I also do building in chroot environments, where the (automated)
procedure is to unpack the X.0 release sets (always .0 so the end product
will work on all X.n and (X+y).* systems), build and run programs, and
package the results.

No room there for fiddling the X.0 environment - any changes to it and
first I never really know whether or not the fiddle is going to alter
things in unsafe ways or not, and second, because if I need to do that,
and then later someone really running an X.0 system reports a problem,
I have no way to exactly duplicate their environment to track down
what is going wrong - just a trivial thing like a few extra bytes
allocated in a loaded library can change the memory map around enough
that bugs remain hidden (because they happen not to touch anything critical)

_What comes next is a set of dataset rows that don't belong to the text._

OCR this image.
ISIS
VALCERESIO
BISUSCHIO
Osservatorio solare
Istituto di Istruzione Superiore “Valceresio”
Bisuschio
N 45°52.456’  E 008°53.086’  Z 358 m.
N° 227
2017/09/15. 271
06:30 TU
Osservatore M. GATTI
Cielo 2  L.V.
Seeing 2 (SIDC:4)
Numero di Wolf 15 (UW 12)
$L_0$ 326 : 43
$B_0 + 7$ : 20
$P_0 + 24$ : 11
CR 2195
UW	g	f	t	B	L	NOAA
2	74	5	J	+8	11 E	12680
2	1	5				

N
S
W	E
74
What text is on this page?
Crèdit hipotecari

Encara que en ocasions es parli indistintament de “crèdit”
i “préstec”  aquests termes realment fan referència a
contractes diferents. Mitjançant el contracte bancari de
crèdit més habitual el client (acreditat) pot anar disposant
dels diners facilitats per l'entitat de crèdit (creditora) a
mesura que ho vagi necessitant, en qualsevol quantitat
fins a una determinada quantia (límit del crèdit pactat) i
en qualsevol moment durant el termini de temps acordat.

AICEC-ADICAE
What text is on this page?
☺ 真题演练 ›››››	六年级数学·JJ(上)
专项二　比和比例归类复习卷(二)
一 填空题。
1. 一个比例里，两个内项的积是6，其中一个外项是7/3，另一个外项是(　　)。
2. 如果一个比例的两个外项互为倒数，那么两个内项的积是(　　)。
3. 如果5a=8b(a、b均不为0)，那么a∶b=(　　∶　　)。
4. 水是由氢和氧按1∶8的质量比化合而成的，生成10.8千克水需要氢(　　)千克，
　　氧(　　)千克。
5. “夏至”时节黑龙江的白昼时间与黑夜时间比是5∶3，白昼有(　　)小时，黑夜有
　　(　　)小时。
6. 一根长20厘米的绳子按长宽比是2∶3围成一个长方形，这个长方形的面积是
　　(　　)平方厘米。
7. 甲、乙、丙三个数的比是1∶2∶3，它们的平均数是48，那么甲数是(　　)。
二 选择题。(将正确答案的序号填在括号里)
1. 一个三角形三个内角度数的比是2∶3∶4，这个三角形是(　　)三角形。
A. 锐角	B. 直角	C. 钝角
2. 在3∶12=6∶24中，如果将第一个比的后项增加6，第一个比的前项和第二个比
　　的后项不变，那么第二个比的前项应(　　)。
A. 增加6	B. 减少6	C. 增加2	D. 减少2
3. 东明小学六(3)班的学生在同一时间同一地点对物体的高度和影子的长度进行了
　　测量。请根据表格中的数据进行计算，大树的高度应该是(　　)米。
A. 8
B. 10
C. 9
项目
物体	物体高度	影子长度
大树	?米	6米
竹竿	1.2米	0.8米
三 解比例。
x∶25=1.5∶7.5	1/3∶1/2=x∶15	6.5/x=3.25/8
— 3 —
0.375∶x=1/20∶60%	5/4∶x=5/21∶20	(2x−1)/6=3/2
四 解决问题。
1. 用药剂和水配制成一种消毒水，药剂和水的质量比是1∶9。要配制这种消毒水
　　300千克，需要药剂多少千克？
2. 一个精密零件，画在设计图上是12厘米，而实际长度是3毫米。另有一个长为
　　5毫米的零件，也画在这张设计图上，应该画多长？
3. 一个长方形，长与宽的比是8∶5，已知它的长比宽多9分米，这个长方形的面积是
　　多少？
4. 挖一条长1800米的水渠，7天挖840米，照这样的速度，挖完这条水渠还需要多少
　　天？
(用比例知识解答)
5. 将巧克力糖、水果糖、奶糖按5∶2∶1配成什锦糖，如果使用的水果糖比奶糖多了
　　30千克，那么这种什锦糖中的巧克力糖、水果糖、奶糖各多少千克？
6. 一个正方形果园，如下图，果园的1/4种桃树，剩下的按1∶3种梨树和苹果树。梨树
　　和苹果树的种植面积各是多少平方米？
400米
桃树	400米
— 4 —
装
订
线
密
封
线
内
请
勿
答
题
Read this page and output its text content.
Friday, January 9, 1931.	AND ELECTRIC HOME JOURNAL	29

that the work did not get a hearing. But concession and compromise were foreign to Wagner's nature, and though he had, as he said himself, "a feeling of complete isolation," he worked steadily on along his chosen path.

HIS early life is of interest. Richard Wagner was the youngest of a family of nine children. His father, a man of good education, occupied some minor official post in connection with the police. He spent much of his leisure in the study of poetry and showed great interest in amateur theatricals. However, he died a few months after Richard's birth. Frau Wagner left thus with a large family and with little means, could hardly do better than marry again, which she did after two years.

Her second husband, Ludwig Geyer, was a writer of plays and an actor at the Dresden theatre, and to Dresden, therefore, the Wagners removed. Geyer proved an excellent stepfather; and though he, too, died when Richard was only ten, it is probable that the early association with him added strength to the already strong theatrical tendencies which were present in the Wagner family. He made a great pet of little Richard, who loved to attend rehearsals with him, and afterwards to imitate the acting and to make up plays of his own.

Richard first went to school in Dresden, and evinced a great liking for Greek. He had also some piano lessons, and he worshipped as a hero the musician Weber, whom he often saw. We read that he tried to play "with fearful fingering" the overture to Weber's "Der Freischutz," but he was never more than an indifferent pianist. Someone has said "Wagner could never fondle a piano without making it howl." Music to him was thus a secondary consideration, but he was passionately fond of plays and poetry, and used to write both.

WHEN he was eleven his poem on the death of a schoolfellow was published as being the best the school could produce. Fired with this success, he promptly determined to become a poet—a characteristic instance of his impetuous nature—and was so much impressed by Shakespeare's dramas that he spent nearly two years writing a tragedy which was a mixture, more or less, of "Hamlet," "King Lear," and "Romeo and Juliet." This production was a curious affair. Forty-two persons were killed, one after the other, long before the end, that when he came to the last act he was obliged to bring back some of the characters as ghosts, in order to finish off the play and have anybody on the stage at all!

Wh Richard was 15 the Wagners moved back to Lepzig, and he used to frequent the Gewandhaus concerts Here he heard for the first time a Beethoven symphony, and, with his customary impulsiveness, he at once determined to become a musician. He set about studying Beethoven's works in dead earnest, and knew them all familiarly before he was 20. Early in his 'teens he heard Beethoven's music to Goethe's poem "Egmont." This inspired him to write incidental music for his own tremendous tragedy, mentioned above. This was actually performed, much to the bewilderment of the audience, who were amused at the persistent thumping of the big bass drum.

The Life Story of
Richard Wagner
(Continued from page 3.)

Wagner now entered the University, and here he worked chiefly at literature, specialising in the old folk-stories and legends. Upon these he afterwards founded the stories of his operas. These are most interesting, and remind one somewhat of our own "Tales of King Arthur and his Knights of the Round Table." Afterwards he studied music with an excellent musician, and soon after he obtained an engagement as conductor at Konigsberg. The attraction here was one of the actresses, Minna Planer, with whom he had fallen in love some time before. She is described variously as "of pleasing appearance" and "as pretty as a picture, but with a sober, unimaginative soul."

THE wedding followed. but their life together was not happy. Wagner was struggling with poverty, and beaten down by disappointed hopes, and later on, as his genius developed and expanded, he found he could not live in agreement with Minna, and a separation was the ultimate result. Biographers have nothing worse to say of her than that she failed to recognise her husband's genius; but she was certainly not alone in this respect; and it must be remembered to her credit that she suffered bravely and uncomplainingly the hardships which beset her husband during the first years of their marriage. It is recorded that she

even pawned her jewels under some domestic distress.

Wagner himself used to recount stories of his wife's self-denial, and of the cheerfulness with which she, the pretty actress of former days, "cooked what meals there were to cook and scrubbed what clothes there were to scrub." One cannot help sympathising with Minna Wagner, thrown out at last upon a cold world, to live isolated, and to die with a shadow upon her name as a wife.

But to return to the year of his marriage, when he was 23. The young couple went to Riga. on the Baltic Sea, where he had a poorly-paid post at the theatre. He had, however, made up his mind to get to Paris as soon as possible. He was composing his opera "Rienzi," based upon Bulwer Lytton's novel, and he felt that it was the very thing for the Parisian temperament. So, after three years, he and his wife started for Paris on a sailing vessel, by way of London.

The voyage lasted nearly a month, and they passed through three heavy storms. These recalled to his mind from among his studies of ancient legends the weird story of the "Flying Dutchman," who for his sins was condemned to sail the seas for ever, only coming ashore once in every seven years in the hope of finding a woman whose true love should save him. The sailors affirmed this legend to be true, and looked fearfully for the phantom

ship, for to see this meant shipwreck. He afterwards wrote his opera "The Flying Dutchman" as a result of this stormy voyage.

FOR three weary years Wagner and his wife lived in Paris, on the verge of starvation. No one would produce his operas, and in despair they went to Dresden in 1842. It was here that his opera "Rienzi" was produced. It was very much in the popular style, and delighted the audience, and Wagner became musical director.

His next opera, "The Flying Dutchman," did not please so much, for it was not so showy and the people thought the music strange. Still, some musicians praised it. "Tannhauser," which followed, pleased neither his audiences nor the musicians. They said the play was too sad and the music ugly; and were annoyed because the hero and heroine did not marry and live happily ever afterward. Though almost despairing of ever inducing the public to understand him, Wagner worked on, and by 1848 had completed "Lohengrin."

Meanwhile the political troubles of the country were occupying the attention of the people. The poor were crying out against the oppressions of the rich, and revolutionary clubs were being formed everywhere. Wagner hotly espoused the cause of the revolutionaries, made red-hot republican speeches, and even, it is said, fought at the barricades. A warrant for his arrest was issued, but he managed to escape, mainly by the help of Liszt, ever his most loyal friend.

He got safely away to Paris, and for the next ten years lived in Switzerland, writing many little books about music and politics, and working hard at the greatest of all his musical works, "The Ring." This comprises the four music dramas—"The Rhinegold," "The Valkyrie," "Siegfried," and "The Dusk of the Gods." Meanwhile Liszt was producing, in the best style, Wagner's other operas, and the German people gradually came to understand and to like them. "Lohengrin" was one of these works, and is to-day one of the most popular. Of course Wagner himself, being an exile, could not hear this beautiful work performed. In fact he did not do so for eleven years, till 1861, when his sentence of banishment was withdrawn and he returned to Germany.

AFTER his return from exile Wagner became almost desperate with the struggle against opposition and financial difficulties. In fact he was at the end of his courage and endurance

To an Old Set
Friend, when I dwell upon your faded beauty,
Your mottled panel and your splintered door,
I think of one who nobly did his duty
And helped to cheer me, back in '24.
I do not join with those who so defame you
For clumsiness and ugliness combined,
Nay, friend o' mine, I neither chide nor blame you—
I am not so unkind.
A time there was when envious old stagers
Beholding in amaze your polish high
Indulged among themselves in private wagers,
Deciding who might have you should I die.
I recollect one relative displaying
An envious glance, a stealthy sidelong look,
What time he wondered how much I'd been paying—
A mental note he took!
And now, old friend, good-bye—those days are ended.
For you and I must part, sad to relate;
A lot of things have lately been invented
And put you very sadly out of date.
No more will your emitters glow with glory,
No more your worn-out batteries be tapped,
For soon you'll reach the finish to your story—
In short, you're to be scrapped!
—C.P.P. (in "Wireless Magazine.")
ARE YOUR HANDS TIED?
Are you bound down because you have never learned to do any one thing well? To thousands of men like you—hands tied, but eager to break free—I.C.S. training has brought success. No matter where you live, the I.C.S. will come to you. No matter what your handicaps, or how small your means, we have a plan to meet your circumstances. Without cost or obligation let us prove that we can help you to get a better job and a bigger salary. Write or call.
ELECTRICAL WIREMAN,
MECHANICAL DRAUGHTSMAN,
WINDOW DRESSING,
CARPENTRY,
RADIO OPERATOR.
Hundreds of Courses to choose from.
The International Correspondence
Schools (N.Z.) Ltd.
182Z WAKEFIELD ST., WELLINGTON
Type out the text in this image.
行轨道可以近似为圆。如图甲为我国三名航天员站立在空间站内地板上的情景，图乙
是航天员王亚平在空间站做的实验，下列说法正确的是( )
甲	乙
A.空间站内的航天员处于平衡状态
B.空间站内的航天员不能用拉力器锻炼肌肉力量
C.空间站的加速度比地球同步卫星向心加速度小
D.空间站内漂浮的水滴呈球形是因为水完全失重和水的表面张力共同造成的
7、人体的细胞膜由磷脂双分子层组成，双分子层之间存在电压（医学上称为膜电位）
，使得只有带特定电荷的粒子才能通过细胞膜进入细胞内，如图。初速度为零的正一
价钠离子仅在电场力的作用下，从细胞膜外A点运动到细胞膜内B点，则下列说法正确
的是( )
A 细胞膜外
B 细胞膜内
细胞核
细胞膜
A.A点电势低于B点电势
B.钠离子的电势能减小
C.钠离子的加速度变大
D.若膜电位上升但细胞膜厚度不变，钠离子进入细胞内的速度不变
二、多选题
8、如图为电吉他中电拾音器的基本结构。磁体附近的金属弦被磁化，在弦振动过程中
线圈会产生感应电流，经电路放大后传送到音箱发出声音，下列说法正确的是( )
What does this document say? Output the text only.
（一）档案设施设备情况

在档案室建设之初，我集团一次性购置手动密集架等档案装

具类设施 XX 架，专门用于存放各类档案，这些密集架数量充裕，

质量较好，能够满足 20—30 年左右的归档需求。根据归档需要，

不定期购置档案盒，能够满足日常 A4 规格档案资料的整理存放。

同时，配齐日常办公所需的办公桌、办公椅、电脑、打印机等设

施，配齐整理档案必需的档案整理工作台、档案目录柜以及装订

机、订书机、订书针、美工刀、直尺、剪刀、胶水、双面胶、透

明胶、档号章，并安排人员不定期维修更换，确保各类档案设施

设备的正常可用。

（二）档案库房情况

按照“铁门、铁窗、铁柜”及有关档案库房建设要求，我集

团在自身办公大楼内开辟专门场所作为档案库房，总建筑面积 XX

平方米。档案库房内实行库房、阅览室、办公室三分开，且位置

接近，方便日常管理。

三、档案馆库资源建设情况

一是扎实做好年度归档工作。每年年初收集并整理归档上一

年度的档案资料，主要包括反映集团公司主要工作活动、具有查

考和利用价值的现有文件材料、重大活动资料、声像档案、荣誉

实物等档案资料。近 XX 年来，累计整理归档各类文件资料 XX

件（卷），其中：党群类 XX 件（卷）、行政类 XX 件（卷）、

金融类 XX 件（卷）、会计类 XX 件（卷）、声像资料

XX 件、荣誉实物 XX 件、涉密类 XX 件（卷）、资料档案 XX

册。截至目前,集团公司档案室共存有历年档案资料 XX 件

or manifest in wildly different ways.

I'd like to thank Bill for all the work he's doing on revivesa - to me
that's crucial for keeping any future for NetBSD, and perhaps more importantly
to NetBSD than whether or not I was to keep using the system, to its
reputation for keeping compatibility - truly one of the hardest things to
manage, but also one of the most necessary.  If that is lost, then the
next thing that someone will decide to break, citing this precedent, might
just be the thing that you most depend upon.